Backing up your Plone deployment

Description

Strategies for backing up operating Plone installations.

A guide to determining what to back up and how to back it up and restore it safely.

Introduction

The key rules of backing up a working system are probably:

  • Back up everything
  • Maintain multiple generations of backup
  • Test restoring your backups

Warning

This guide assumes that you are already doing this for your system as a whole, and will only cover the considerations specific to Plone. When we say we are assuming you're already doing this for the system as a whole, what we mean is that your system backup mechanisms - rsync, bakula, whatever - are already backing up the directories into which you've installed Plone.

So, your buildout and buildout caches are already backed up, and you've tested the restore process. So, your remaining consideration is making sure that Plone's database files are adequately backed up and recoverable.

Objects in motion

Objects in motion tend to remain in motion. Objects that are in motion are difficult or impossible to back up accurately.

Translation: Plone is a long-lived process that is constantly changing its content database. The largest of these files, the Data.fs filestorage which contains everything except Binary Large OBjects (BLOBs), is always open for writing. The BLOB storage, a potentially very complex file hierarchy, is constantly changing and must be referentially synchronized to the filestorage.
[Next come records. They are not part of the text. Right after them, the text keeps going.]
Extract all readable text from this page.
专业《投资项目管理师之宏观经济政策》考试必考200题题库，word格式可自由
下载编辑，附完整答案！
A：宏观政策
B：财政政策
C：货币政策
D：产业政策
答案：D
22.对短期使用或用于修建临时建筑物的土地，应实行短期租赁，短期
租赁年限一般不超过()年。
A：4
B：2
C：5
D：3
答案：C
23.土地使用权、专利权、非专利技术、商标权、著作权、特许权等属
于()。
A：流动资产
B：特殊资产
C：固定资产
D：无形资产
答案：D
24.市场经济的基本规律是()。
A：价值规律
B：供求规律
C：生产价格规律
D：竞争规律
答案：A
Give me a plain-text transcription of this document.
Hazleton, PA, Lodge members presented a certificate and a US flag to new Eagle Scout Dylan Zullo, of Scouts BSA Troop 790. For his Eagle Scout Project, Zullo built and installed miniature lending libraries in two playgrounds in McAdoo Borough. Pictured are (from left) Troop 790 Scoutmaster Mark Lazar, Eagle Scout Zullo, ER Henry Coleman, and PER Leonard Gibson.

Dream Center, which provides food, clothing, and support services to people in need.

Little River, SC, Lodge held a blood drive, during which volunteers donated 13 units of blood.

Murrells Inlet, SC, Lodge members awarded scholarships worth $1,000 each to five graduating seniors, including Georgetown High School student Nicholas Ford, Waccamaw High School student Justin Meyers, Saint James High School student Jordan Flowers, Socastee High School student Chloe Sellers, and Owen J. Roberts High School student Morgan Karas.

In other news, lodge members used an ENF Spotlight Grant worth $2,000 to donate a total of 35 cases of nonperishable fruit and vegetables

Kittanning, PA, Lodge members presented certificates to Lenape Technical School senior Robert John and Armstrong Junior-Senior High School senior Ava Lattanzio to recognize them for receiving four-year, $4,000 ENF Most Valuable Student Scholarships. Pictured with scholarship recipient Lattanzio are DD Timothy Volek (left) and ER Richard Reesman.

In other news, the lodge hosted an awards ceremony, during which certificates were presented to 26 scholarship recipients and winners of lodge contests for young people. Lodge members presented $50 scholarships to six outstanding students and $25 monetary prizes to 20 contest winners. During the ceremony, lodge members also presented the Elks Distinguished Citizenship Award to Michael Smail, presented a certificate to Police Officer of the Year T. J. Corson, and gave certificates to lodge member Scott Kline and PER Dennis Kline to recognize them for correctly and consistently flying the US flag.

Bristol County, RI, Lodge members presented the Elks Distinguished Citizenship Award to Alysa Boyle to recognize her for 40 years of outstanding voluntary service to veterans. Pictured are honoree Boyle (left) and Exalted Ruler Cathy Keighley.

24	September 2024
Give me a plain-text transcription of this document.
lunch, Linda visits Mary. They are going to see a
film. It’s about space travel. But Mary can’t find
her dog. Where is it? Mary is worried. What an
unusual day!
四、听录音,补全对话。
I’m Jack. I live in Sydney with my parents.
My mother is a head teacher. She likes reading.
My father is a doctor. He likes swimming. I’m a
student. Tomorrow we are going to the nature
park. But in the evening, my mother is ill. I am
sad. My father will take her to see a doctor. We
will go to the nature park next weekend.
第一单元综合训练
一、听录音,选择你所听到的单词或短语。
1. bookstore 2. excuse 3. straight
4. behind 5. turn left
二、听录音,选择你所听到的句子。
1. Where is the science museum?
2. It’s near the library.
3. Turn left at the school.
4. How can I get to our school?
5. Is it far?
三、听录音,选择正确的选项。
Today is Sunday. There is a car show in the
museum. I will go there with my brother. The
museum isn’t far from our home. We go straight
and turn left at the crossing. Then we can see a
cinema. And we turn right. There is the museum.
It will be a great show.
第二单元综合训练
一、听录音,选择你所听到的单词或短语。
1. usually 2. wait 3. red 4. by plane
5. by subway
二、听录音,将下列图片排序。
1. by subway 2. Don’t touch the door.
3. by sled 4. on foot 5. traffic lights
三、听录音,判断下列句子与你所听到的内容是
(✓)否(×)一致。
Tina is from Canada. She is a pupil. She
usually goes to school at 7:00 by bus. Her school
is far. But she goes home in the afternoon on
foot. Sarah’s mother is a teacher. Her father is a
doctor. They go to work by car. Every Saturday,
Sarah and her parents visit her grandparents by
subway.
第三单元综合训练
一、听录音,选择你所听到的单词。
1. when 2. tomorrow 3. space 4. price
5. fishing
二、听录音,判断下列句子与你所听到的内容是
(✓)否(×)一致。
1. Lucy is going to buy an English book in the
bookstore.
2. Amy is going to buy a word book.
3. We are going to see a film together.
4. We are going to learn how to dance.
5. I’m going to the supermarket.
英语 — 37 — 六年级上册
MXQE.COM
This means that most system backup schemes are incapable of making useful backups of the content database while it's in use. We assume you don't want to stop your Plone site just to backup, so you need to add procedures to make sure you have useful backups of Plone's data. (We assume that you know that the same thing is true of your relational database storage. If not, get to studying!)

Where's my data?

Your Plone instance installation will contain a ./var directory (in the same directory as buildout.cfg) that contains the frequently changing data files for the instance. Much of what's in ./var, though, is not your actual content database. Rather, it's log, process id, and socket files.

The directories that actually contain content data are:

./var/filestorage

This is where Zope Object Database filestorage is maintained. Unless you've multiple storages or have changed the name, the key file is Data.fs. It's typically a large file and contains everything except BLOBS.

The other files in filestorage, with extensions like .index, .lock, .old, .tmp are ephemeral, and will be recreated by Zope if they're absent.

./var/blobstorage

This directory contains a very deeply nested directory hierarchy that, in turn, contains the BLOBs of your database: PDFs, image files, office automation files and such.

The key thing to know about filestorage and blobstorage is that they are maintained synchronously. The filestorage has references to BLOBs in the blobstorage. If the two storages are not perfectly synchronized, you'll get errors.

collective.recipe.backup

collective.recipe.backup is a well-maintained and well-supported recipe for solving the "objects in motion" problem for a live Plone database. It makes it easy to both back up and restore the object database. The recipe is basically a sophisticated wrapper around repozo, a Zope database backup tool, and rsync, the common file synchronization tool.

Note

Big thanks to Reinout van Rees, Maurits van Rees and community helpers for creating and maintaining collective.recipe.backup. We all owe them drinks of their choice.

If you're using any of Plone's installation kits, collective.recipe.backup is included in your install. If not, you may add it to your buildout by adding a backup part:

[buildout]
parts =
    ...
    backup
    ...

[backup]
recipe = collective.recipe.backup

There are several useful option settings for the recipe, all set by adding configuration information. All are documented on the PyPI page. Perhaps the most useful is the location option, which sets the destination for backup files:

[backup]
recipe = collective.recipe.backup
location = /path/to/reliably/attached/storage/filestorage
blobbackuplocation =  /path/to/reliably/attached/storage/blobstorage

If this is unspecified, the backup destination is the buildout var directory. The backup destination, though, may be any reliably attached location - including another partition, drive or network storage.

Operation

Once you've run buildout, you'll have bin/backup and bin/restore scripts in your buildout. Since all options are set via buildout, there are few command-line options, and operation is generally as simple as using the bare commands. bin/restore will accept a date-time argument if you're keeping multiple backups. See the docs for details.

Backup operations may be run without stopping Plone. Restore operations require that you stop Plone, then restart after the restore is complete.

bin/backup is commonly included in a cron table for regular operation. Make sure you test backup/restore before relying on it.

Incremental backups

collective.recipe.backup offers both incremental and full backup and will maintain multiple generations of backups. Tune these to meet your needs.

When incremental backup is enabled, doing a database packing operation will automatically cause the next backup to be a full backup.

If your backup continuity needs are extreme, your incremental backup may be equally extreme. There are Plone installations where incremental backups are run every few minutes.